Physics:

* Nuclear Structure: Radioactivity stems from the unstable nuclei of atoms. Understanding the composition and structure of the nucleus (protons and neutrons) falls under the realm of nuclear physics.

* Nuclear Decay: Radioactive decay is the process by which unstable nuclei release energy and particles to become more stable. The types of decay (alpha, beta, gamma) and the mechanisms involved are explained by physical laws.

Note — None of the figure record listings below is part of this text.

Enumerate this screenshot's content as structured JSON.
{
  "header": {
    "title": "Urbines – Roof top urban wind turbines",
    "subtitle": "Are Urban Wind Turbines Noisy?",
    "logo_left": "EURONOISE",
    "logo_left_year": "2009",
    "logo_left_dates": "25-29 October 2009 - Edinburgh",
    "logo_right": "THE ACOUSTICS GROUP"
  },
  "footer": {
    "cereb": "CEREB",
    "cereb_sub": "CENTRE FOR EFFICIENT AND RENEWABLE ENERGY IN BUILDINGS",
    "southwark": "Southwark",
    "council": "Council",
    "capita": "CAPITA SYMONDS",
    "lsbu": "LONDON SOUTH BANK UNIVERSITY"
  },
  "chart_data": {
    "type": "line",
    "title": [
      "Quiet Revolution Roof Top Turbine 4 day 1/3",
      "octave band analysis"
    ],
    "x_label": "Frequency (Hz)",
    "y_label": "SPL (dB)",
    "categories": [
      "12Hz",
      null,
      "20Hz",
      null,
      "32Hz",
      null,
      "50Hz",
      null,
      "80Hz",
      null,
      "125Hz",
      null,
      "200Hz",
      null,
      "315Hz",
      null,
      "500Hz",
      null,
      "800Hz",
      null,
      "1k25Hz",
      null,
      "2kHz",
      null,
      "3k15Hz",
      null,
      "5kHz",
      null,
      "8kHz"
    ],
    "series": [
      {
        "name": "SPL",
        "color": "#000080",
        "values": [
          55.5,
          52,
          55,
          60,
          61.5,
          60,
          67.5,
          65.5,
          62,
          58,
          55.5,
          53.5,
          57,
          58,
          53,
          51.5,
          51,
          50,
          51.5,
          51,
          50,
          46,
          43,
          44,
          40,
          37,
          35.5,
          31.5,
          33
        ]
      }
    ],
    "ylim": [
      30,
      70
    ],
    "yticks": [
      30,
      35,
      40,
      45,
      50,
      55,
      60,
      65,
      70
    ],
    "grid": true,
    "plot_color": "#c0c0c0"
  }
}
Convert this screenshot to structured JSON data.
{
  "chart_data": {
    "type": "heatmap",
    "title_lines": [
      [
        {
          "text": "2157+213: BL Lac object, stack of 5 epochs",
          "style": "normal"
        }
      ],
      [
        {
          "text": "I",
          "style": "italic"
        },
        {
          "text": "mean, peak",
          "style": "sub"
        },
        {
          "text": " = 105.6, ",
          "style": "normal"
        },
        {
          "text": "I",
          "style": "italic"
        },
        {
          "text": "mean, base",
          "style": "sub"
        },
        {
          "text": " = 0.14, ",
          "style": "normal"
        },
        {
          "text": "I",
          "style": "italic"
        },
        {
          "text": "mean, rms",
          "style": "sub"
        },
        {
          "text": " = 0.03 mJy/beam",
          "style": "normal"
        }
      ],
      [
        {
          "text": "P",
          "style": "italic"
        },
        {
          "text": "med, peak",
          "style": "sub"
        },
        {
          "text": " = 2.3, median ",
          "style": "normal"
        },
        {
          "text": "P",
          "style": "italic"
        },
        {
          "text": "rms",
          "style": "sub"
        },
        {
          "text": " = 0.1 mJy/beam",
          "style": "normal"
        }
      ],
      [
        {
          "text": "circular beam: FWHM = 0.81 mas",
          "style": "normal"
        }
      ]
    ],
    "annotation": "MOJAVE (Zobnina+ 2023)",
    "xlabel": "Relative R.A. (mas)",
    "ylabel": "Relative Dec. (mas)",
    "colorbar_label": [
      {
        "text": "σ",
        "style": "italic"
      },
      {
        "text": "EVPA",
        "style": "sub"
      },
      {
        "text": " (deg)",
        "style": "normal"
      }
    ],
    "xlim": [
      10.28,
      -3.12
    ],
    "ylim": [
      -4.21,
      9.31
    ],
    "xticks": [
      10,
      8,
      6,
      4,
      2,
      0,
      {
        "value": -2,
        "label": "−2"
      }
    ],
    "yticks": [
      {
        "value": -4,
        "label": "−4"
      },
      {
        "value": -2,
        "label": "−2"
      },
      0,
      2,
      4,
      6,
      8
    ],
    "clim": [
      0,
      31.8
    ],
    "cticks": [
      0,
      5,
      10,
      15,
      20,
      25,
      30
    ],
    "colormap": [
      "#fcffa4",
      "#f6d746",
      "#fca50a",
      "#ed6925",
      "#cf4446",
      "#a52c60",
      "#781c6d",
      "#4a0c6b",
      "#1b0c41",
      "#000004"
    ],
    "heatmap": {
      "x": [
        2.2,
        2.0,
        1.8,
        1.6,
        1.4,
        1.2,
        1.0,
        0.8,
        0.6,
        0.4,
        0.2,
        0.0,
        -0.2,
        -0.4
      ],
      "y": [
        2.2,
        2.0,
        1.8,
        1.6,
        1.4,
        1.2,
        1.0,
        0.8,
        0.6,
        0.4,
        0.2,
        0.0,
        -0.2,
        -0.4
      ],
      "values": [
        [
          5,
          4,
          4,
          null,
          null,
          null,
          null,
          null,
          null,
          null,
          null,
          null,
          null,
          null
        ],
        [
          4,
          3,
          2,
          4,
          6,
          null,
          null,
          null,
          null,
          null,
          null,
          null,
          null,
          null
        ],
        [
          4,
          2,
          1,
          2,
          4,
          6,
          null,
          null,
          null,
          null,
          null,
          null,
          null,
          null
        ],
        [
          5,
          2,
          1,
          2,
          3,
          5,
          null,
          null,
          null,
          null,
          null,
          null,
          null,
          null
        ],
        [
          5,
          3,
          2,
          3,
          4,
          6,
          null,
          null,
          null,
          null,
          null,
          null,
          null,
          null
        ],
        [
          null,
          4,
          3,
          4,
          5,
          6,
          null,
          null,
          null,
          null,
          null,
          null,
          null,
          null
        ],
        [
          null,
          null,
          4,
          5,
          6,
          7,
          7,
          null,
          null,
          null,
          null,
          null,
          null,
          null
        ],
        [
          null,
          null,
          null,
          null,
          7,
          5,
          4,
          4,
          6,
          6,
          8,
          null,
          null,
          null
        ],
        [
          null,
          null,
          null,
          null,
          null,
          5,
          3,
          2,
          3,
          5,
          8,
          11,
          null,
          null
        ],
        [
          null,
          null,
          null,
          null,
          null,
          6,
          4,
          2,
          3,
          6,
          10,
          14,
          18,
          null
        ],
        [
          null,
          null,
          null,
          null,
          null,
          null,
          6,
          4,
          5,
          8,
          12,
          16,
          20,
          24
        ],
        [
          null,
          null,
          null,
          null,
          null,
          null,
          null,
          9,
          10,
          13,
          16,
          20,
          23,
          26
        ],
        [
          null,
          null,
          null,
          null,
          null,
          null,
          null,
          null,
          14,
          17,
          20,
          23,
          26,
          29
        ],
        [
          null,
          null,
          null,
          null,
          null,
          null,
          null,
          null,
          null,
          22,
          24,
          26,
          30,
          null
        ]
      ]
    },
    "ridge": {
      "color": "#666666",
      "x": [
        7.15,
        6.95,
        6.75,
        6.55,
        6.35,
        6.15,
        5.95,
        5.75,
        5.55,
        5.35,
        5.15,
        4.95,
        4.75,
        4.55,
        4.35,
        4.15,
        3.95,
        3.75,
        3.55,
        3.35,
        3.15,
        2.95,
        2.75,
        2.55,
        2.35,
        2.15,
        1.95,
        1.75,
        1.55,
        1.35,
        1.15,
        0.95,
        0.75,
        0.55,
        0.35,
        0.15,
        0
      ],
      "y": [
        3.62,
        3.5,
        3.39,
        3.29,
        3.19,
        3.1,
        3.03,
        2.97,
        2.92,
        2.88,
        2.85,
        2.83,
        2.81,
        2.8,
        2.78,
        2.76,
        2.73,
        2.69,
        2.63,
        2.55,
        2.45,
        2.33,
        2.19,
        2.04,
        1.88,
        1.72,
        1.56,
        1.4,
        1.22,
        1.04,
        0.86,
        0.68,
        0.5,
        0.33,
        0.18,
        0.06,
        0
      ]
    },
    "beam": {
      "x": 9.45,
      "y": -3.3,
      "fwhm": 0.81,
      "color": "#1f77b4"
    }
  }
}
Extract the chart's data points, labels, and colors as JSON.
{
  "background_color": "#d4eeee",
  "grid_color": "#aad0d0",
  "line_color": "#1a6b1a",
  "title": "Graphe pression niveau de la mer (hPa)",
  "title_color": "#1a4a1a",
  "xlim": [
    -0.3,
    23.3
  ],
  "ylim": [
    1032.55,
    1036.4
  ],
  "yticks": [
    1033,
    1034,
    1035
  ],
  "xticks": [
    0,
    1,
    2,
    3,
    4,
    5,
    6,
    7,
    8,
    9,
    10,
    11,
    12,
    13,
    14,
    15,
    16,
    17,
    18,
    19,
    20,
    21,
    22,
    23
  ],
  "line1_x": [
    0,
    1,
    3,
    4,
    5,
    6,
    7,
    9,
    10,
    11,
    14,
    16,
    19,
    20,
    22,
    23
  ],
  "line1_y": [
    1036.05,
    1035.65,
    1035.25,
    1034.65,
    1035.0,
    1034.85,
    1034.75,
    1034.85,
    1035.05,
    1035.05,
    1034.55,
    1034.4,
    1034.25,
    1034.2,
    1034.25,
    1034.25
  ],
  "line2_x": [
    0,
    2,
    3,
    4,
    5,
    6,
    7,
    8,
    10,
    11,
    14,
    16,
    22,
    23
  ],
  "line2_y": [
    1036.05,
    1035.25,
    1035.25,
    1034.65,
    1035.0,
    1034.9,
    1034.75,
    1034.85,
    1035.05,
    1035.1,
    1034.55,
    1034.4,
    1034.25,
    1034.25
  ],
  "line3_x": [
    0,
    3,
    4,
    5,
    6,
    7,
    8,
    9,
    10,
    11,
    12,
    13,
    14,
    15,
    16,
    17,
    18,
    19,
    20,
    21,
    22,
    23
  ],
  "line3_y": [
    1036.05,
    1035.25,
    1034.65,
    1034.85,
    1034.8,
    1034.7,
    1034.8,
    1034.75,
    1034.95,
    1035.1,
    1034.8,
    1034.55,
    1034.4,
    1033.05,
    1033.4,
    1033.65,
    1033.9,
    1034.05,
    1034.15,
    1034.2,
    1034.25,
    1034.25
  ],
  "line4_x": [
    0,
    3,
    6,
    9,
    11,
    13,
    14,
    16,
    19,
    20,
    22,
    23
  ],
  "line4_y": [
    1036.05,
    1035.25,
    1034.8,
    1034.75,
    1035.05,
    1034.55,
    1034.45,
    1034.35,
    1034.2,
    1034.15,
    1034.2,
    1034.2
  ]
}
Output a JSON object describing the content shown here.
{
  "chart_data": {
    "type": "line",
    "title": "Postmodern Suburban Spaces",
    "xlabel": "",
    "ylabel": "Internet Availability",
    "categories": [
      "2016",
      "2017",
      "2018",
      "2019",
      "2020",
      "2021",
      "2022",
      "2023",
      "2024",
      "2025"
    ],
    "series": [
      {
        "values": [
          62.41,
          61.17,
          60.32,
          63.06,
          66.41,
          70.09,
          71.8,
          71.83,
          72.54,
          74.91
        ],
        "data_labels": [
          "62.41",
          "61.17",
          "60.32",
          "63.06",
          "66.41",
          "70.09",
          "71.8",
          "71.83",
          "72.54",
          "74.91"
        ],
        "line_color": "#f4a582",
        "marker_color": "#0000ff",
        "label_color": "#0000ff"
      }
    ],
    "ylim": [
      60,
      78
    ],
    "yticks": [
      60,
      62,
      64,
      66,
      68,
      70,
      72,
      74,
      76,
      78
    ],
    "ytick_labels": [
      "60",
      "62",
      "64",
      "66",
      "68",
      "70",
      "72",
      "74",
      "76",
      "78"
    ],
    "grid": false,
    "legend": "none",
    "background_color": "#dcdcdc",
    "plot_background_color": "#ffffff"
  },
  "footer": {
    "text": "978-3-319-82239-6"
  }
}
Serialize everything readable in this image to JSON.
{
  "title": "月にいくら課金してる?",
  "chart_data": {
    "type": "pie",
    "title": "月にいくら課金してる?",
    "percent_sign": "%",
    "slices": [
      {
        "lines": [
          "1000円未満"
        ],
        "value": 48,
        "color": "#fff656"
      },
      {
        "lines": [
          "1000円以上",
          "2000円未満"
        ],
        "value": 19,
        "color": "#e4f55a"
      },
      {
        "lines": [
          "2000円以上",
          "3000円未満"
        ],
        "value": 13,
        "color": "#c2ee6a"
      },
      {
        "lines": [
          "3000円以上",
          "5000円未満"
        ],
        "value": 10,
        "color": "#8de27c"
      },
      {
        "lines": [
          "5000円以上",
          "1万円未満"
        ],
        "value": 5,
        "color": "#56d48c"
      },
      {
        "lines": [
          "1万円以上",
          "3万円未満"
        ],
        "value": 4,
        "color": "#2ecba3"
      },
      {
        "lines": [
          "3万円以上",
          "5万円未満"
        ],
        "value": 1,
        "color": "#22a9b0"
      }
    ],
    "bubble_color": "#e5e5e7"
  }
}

* Energy Release: Radioactivity involves the release of energy in various forms, such as alpha particles, beta particles, and gamma rays. The measurement and quantification of this energy are fundamental to physics.

Chemistry:

* Isotopes and Elements: Radioactive isotopes are variants of an element with different numbers of neutrons. Understanding isotopes and their properties is essential in chemistry.

* Chemical Reactions: Radioactivity can influence chemical reactions. For example, radiation can break chemical bonds and alter the properties of molecules.

* Applications: Radioactivity has numerous applications in various fields, including medical imaging, cancer treatment, and radiocarbon dating. These applications involve chemical processes and reactions.

In summary:

While radioactivity originates from the nucleus (physics), its effects extend to the chemical behavior of atoms and molecules. Therefore, understanding radioactivity requires knowledge from both physics and chemistry.